Après la préface vient la salutation, dont la forme toute particulière convient parfaitement au livre de l’Apocalypse. « Jean, aux sept assemblées qui sont en Asie ». Cette adresse diffère entièrement de celles que nous trouvons autre part. On voit Paul, par exemple, écrire aux saints de telle ou telle localité, à une assemblée ou même aux assemblées d’une contrée ; mais c’est ici seulement qu’il est question d’un nombre déterminé d’assemblées, et d’un nombre dont la signification symbolique est bien connue. Dans le langage prophétique ou typique, sept désigne invariablement la perfection spirituelle. Bien qu’il soit hors de doute que les lettres que nous trouvons ici aient été adressées littéralement aux assemblées mentionnées, il semble tout aussi certain que leur portée est beaucoup plus étendue. Les sept assemblées d’Asie furent choisies et les lettres écrites de manière à présenter à ceux qui ont des oreilles pour entendre, le cycle complet du témoignage du Seigneur ici-bas aussi longtemps qu’existerait ce qui en responsabilité, sinon en réalité, posséderait le caractère d’église. Quelque faible et misérable que puisse être l’état des choses, il y a pourtant une profession ecclésiastique dont nous ne trouvons plus trace depuis le chapitre 4. Ce n’est donc qu’aussi longtemps qu’existe ici-bas la responsabilité de l’Église que ces épîtres trouvent leur application.
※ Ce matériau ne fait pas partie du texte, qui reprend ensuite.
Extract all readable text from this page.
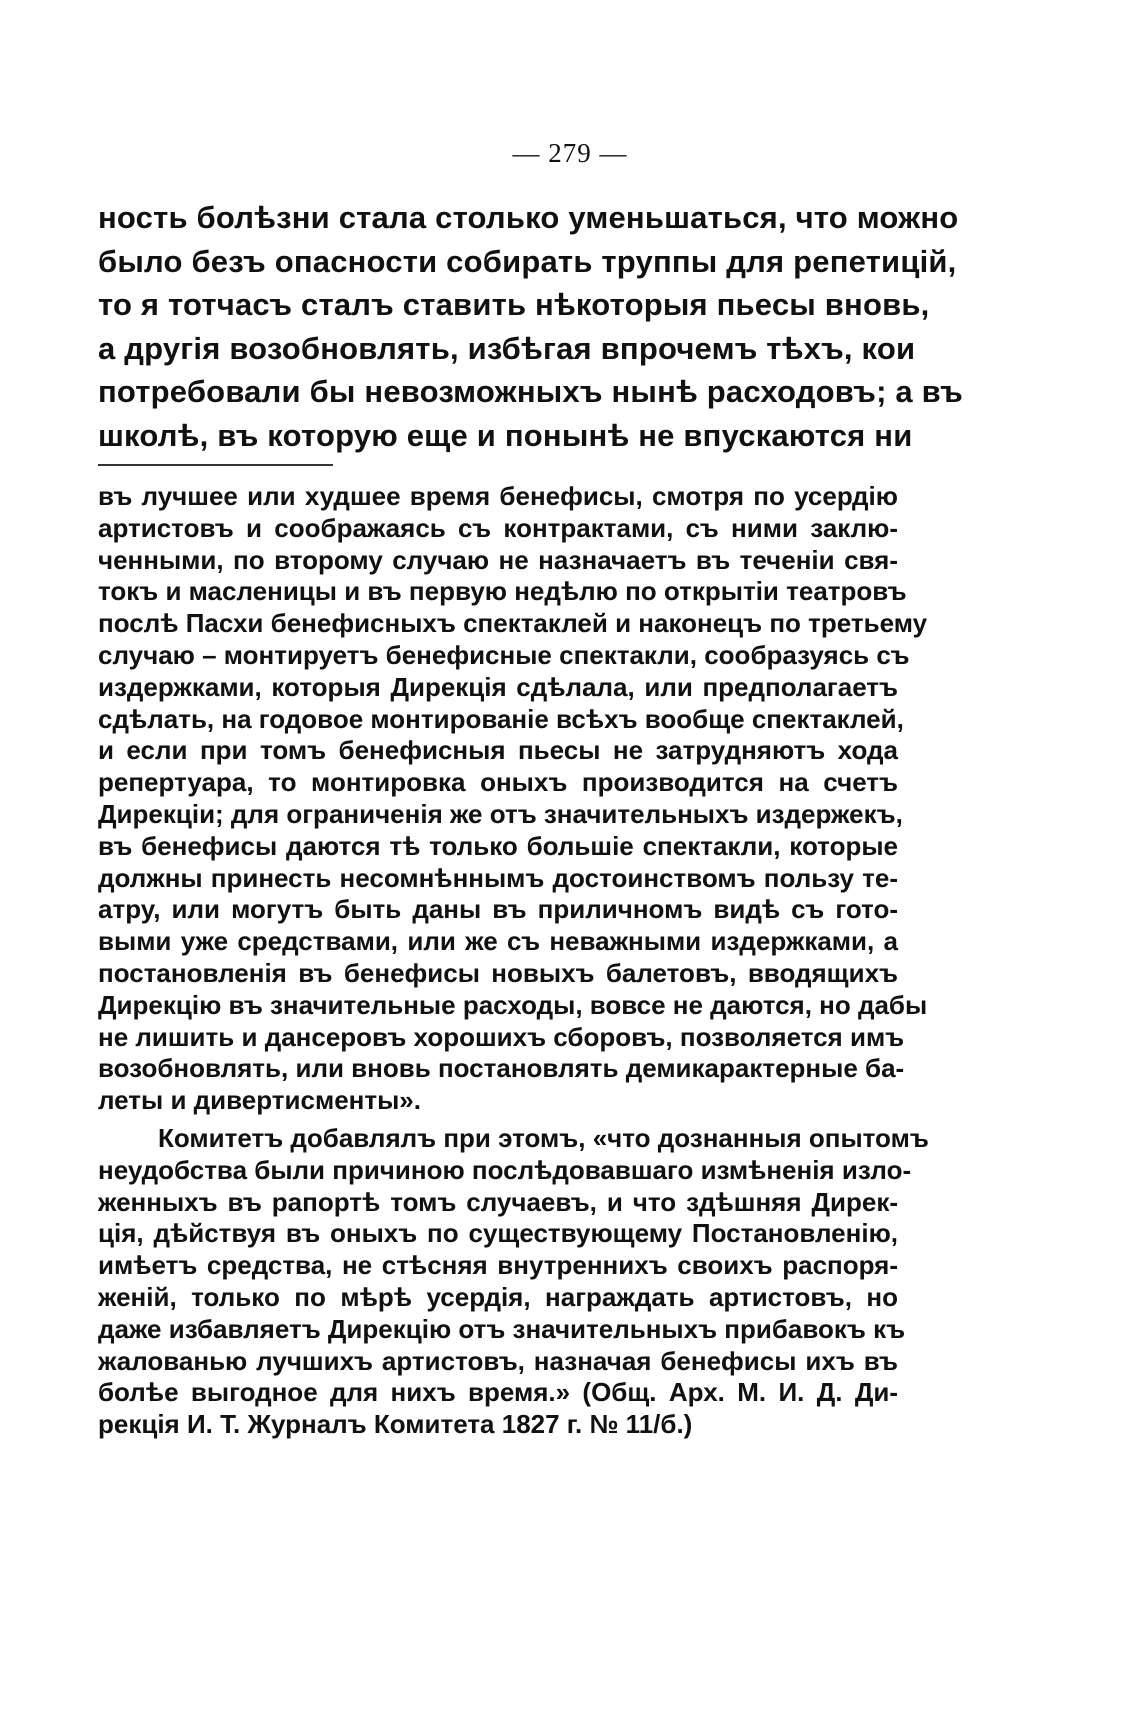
— 279 —
ность болѣзни стала столько уменьшаться, что можно
было безъ опасности собирать труппы для репетицій,
то я тотчасъ сталъ ставить нѣкоторыя пьесы вновь,
а другія возобновлять, избѣгая впрочемъ тѣхъ, кои
потребовали бы невозможныхъ нынѣ расходовъ; а въ
школѣ, въ которую еще и понынѣ не впускаются ни
въ лучшее или худшее время бенефисы, смотря по усердію
артистовъ и соображаясь съ контрактами, съ ними заклю-
ченными, по второму случаю не назначаетъ въ теченіи свя-
токъ и масленицы и въ первую недѣлю по открытіи театровъ
послѣ Пасхи бенефисныхъ спектаклей и наконецъ по третьему
случаю – монтируетъ бенефисные спектакли, сообразуясь съ
издержками, которыя Дирекція сдѣлала, или предполагаетъ
сдѣлать, на годовое монтированіе всѣхъ вообще спектаклей,
и если при томъ бенефисныя пьесы не затрудняютъ хода
репертуара, то монтировка оныхъ производится на счетъ
Дирекціи; для ограниченія же отъ значительныхъ издержекъ,
въ бенефисы даются тѣ только большіе спектакли, которые
должны принесть несомнѣннымъ достоинствомъ пользу те-
атру, или могутъ быть даны въ приличномъ видѣ съ гото-
выми уже средствами, или же съ неважными издержками, а
постановленія въ бенефисы новыхъ балетовъ, вводящихъ
Дирекцію въ значительные расходы, вовсе не даются, но дабы
не лишить и дансеровъ хорошихъ сборовъ, позволяется имъ
возобновлять, или вновь постановлять демикарактерные ба-
леты и дивертисменты».
Комитетъ добавлялъ при этомъ, «что дознанныя опытомъ
неудобства были причиною послѣдовавшаго измѣненія изло-
женныхъ въ рапортѣ томъ случаевъ, и что здѣшняя Дирек-
ція, дѣйствуя въ оныхъ по существующему Постановленію,
имѣетъ средства, не стѣсняя внутреннихъ своихъ распоря-
женій, только по мѣрѣ усердія, награждать артистовъ, но
даже избавляетъ Дирекцію отъ значительныхъ прибавокъ къ
жалованью лучшихъ артистовъ, назначая бенефисы ихъ въ
болѣе выгодное для нихъ время.» (Общ. Арх. М. И. Д. Ди-
рекція И. Т. Журналъ Комитета 1827 г. № 11/б.)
« Aux sept assemblées qui sont en Asie : Grâce et paix à vous, de la part de celui qui est, et qui était, et qui vient ». La salutation n’est pas ici de la part du Dieu et Père de notre Seigneur Jésus Christ, comme dans la plupart des épîtres du Nouveau Testament, mais de la part de Dieu envisagé dans Son essence, Celui qui est immuable, qui existe toujours le même, qui est, et qui était, et qui vient. Cela relie Son existence présente avec l’avenir aussi bien qu’avec le passé.

« Et de la part des sept Esprits qui sont devant son trône ». Le Saint Esprit est présenté ici sous un point de vue tout différent de celui que l’on trouve dans les autres parties du Nouveau Testament. C’est une allusion évidente au passage d’Ésaïe 11, 2, où se trouve décrite la puissance septuple du Saint Esprit en rapport avec le gouvernement, la personne et le royaume du Messie, mais elle est appliquée ici d’une manière beaucoup plus large et qui convient au but de la prophétie apocalyptique.
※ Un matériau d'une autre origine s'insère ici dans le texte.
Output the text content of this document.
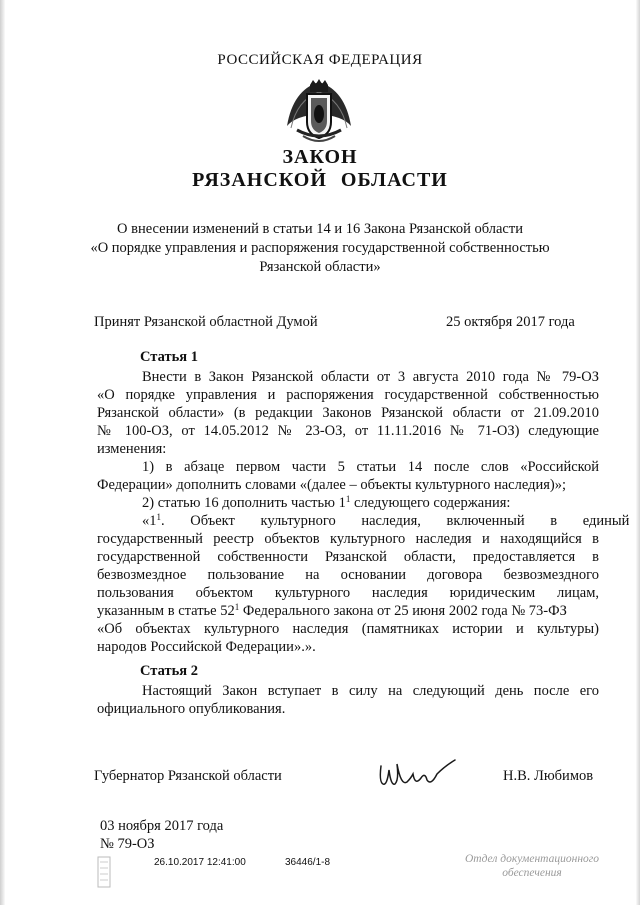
РОССИЙСКАЯ ФЕДЕРАЦИЯ
ЗАКОН
РЯЗАНСКОЙ ОБЛАСТИ
О внесении изменений в статьи 14 и 16 Закона Рязанской области
«О порядке управления и распоряжения государственной собственностью
Рязанской области»
Принят Рязанской областной Думой	25 октября 2017 года
Статья 1
Внести в Закон Рязанской области от 3 августа 2010 года № 79-ОЗ
«О порядке управления и распоряжения государственной собственностью
Рязанской области» (в редакции Законов Рязанской области от 21.09.2010
№ 100-ОЗ, от 14.05.2012 № 23-ОЗ, от 11.11.2016 № 71-ОЗ) следующие
изменения:
1) в абзаце первом части 5 статьи 14 после слов «Российской
Федерации» дополнить словами «(далее – объекты культурного наследия)»;
2) статью 16 дополнить частью $1^1$ следующего содержания:
«$1^1$. Объект культурного наследия, включенный в единый
государственный реестр объектов культурного наследия и находящийся в
государственной собственности Рязанской области, предоставляется в
безвозмездное пользование на основании договора безвозмездного
пользования объектом культурного наследия юридическим лицам,
указанным в статье $52^1$ Федерального закона от 25 июня 2002 года № 73-ФЗ
«Об объектах культурного наследия (памятниках истории и культуры)
народов Российской Федерации».».
Статья 2
Настоящий Закон вступает в силу на следующий день после его
официального опубликования.
Губернатор Рязанской области	Н.В. Любимов
03 ноября 2017 года
№ 79-ОЗ
26.10.2017 12:41:00	36446/1-8	Отдел документационного
обеспечения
La même remarque s’applique à toutes les citations de l’Ancien Testament ou aux allusions qui y sont faites dans l’Apocalypse. On y rencontre constamment des passages qui se rapportent à la loi, aux Psaumes ou aux Prophètes, mais ce n’est jamais une simple répétition. Cela aurait pour effet de nous priver de l’Apocalypse, au lieu de nous faire comprendre et recueillir pour notre profit les enseignements particuliers qu’elle renferme. Si l’on identifie la Jérusalem d’Ésaïe avec la nouvelle Jérusalem de Jean, ou si l’on prétend que la Babylone de Jérémie est celle de l’Apocalypse, on perd l’instruction spéciale que Dieu a voulu nous donner dans ce dernier livre. C’est là une des principales causes de confusion dans l’étude de l’Apocalypse. D’un autre côté, si nous ne partons pas des révélations de l’Ancien Testament touchant Jérusalem et Babylone ou, en général, des enseignements des prophètes, nous ne pouvons pas apprécier ou même saisir l’ensemble de l’Apocalypse. Séparer absolument le Nouveau Testament de l’Ancien est une méprise presque aussi grande que de ne voir dans le Nouveau qu’une simple répétition de l’Ancien. Il y a entre eux un enchaînement divin, et il était dans la pensée de l’Esprit que l’un se rapportât à l’autre ; mais l’Apocalypse a une portée bien plus étendue et présente un caractère beaucoup plus profond. Les choses y sont envisagées après que le Saint Esprit a pris Sa place dans les chrétiens et dans l’Église sur la terre, et, par-dessus tout, après que le Fils de Dieu a paru, qu’Il a manifesté Dieu le Père et accompli la rédemption. Voilà pourquoi, si l’on veut donner à l’Apocalypse sa véritable portée, il faut tenir compte de la plénitude de la lumière divine répandue par la personne et l’œuvre de Christ, aussi bien que par la présence de l’Esprit dans l’Église de Dieu.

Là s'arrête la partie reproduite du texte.